No cenário internacional a tendência é que o Brasil siga sob a batuta de Marco Aurélio Garcia, estimulando boas relações e até mais aproximação com os governos de esquerda – Hugo Chavéz (Venezuela), Fernando Lugo (Paraguai), José Mujica (Uruguai), Rafael Correa (Equador), Evo Morales (Bolívia) e claro, Cristina Kirchner (Argentina). O Brasil deve manter e consolidar sua liderança política na região, já que a econômica é incontestável. Conflitos com os EUA, pela defesa da independência da América Latina e divergências de opinião em relação a política norte-americana referente aos Palestinos, Israel e ao Irã, serão inevitáveis.
O Nordeste
O Nordeste continua crescendo, principalmente Bahia, Ceará e Pernambuco. No governo Lula, Pernambuco ganhou um caráter econômico estratégico.
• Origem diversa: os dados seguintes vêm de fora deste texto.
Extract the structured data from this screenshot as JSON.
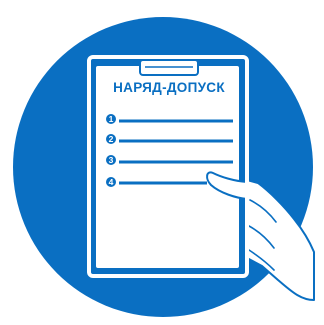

Mas que na Bahia, apesar do ocaso do carlismo. A região Nordeste recebeu grandes investimentos do governo Lula, como a refinaria de petróleo Abreu e Lima de Suape, o pólo petroquímico e a Hemobrás, em Pernambuco; o projeto de siderúrgica e a refinaria no Ceará; Na Bahia, a ampliação e modernização da Refinaria Landulpho Alves, do estaleiro e da ferrovia ligando Ilhéus a Tocantins. Além da recuperação e duplicação da BR-101, a Transposição do Rio São Francisco e a construção da ferrovia Transnordestina. Obras que atingem toda a região. Só no período de 2007 a 2010, foram direcionados para a região nada menos que R$ 160 bilhões em infraestrutura social-urbana, energética e logística (sistemas, vias e terminais de transportes).